"Odbywa się teraz coś bardzo niebezpiecznego, czyli zmiana ustroju. Zmiany w Sądzie Najwyższym dotyczą także ewentualnego sparaliżowania Trybunału Stanu i przyszłych wyborów" - powiedziała profesor Jadwiga Staniszkis w rozmowie z tygodnikiem "Wprost".

W ocenie socjolog to, co chciało zrobić Prawo i Sprawiedliwość - a co zawetował prezydent Andrzej Duda - to były zmiany niezwykle groźne. "To jest nie do przyjęcia. Porównywałam nasz obecny stan do Republiki Weimarskiej. Tak właśnie niszczono demokrację, używając mechanizmów parlamentarnych" - powiedziała "Wprostowi".

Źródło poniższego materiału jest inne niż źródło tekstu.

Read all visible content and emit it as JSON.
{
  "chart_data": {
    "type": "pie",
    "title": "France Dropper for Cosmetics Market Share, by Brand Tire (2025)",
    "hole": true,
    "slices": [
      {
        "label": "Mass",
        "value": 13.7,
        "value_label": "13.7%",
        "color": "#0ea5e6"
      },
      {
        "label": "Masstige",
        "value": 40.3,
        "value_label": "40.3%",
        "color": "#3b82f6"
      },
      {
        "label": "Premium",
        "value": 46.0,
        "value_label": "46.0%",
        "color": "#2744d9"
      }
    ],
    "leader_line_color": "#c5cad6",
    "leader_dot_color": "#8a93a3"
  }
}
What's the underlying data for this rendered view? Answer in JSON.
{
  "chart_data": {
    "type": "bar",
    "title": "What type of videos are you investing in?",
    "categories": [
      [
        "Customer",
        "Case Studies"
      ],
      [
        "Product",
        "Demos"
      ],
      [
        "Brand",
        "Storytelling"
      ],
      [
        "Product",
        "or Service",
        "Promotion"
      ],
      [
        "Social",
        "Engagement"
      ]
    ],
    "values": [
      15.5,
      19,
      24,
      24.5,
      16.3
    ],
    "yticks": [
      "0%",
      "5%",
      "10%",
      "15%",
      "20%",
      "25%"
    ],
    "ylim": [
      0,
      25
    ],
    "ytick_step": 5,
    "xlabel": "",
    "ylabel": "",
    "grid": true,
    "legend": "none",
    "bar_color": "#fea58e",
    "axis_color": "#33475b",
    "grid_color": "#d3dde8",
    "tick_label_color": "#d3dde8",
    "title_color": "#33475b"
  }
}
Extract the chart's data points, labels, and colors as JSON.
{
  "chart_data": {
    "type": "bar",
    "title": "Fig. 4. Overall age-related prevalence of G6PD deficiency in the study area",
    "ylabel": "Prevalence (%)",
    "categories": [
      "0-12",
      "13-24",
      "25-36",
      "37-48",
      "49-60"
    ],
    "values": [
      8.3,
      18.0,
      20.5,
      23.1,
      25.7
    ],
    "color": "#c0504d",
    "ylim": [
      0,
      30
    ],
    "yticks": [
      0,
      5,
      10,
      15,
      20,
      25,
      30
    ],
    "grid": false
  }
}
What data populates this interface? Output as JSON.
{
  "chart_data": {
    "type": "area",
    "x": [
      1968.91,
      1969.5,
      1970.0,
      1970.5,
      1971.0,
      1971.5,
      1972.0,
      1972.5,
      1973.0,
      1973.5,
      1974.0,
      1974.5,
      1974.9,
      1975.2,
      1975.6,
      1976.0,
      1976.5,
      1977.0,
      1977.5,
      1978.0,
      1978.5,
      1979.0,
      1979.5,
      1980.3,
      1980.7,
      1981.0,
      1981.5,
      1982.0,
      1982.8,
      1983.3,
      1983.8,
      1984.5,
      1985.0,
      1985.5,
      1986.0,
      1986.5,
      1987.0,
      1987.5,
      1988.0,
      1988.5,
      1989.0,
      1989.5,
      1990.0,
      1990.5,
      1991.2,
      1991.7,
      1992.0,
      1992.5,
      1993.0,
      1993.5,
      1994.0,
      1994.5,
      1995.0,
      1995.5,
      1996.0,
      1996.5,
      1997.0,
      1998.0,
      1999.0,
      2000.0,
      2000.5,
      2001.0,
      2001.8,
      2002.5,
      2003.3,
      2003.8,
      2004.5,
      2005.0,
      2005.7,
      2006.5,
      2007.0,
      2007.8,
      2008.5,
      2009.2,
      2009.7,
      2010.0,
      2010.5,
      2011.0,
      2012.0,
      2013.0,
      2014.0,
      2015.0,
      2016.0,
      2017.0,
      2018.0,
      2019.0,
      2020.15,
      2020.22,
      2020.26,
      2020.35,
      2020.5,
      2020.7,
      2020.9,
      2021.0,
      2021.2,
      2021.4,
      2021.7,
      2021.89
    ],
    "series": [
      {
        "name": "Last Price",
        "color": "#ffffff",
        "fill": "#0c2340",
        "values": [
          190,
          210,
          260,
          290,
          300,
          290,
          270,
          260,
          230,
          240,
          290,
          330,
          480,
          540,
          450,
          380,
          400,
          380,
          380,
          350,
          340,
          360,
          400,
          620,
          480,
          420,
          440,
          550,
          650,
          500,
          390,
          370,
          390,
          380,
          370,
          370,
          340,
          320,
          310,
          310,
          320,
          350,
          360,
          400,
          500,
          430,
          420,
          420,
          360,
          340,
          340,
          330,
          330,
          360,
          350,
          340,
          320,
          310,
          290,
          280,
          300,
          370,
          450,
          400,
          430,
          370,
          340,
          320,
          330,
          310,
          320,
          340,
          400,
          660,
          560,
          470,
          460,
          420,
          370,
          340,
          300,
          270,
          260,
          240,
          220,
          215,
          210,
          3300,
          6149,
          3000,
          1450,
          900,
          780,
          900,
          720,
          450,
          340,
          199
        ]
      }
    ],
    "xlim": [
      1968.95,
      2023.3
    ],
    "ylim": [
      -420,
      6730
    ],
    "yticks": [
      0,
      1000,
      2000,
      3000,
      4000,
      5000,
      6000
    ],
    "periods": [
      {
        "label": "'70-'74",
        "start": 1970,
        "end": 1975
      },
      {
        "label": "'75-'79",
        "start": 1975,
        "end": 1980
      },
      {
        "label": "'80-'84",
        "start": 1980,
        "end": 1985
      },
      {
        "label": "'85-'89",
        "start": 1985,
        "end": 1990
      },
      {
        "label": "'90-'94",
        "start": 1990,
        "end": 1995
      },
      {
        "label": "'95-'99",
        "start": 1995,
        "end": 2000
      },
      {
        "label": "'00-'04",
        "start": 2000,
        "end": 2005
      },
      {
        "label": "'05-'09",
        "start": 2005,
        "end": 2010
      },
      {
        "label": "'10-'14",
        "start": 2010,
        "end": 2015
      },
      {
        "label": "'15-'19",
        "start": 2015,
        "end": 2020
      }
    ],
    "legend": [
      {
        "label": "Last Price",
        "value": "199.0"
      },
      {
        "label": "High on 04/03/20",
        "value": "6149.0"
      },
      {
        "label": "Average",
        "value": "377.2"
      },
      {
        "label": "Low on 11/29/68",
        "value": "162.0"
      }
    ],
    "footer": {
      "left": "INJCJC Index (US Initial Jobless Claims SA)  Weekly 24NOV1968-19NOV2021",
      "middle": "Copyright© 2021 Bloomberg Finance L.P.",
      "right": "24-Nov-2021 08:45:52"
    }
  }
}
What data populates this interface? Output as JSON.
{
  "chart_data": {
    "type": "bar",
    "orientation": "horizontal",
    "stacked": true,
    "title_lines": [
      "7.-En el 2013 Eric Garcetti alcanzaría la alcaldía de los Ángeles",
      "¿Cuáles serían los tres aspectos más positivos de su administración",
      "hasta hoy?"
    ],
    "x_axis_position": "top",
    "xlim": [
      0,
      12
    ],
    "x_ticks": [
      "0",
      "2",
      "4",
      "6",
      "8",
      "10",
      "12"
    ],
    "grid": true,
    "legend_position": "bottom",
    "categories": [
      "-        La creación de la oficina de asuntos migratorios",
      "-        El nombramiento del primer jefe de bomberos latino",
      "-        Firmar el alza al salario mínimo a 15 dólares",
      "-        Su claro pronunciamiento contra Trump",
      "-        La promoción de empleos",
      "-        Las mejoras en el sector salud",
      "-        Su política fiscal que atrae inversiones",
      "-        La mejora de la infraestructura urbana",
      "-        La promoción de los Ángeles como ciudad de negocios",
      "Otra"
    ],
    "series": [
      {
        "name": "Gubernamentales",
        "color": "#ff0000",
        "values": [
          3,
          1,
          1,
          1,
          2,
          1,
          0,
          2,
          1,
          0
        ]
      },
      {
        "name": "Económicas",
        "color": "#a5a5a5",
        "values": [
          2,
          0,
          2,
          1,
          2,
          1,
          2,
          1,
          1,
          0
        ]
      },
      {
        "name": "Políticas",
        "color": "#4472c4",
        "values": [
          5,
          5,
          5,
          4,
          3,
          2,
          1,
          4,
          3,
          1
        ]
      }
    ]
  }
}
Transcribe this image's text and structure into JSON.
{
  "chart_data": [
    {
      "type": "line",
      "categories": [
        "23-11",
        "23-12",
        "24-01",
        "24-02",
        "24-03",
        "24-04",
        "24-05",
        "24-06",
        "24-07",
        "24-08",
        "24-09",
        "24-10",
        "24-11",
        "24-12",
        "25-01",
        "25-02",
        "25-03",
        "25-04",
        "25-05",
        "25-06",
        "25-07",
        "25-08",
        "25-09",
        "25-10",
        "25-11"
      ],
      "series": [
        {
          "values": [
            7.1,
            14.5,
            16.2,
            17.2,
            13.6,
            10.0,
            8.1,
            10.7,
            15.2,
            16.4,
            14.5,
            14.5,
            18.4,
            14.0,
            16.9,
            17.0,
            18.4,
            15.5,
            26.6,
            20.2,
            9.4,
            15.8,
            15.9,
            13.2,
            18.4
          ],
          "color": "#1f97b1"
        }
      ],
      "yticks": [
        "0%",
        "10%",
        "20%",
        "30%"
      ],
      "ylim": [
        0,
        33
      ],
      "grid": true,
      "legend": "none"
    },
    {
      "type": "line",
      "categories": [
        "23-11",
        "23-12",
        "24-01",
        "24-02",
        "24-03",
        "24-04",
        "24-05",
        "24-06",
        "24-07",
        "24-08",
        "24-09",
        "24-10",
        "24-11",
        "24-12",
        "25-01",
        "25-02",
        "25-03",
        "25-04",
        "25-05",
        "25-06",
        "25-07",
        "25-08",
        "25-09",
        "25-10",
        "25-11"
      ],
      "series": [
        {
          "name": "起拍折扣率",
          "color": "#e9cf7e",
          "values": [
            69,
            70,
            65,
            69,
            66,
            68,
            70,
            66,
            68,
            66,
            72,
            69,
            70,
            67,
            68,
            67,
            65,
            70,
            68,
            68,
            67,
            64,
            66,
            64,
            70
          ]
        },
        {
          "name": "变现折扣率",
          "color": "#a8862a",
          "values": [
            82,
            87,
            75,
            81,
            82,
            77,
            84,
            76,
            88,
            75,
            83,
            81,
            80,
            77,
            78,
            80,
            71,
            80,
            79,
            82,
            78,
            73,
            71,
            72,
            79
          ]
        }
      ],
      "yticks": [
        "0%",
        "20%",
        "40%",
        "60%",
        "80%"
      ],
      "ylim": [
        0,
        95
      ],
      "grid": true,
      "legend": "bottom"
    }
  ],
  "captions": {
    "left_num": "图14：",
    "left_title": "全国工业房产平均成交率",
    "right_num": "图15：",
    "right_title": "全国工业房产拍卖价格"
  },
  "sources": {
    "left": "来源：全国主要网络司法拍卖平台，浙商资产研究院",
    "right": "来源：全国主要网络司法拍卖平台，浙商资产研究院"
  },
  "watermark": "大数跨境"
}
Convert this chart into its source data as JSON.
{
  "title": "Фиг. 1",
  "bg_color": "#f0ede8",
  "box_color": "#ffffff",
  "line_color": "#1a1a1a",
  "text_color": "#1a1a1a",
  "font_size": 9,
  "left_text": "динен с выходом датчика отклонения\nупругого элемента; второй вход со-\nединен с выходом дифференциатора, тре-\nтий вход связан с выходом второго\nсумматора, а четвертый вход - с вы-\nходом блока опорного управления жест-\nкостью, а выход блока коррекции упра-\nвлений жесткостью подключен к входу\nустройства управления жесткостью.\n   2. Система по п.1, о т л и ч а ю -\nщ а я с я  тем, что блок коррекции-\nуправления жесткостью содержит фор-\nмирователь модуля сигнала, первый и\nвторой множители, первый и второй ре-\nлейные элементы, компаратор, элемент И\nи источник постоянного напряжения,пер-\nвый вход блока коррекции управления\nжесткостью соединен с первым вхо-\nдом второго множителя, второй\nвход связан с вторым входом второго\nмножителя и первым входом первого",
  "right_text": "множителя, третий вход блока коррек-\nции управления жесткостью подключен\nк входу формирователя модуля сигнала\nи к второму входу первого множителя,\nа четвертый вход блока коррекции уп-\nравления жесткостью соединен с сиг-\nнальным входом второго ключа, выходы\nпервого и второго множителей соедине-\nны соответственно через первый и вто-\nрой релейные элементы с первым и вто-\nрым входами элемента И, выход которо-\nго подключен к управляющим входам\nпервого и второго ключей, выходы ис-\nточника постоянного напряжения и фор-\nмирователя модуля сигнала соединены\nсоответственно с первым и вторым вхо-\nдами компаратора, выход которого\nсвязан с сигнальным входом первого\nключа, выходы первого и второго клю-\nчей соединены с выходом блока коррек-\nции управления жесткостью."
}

Staniszkis stwierdziła też, że zmiany PiS dotyczą także Trybunału Stanu, co wskazuje, że politycy rządzącej partii obawiają się przyszłości, sądząc, że mogą kiedyś przed tym Trybunałem stanąć.

"Dlatego chcą wpływać przez Sąd Najwyższy na jego skład. Ale Sąd Najwyższy to jest także ocena rzetelności wyborów. Ewentualne skargi wyborcze idą właśnie do niego. Ręczna zmiana składu SN jest nieprzyzwoita" - powiedziała Staniszkis.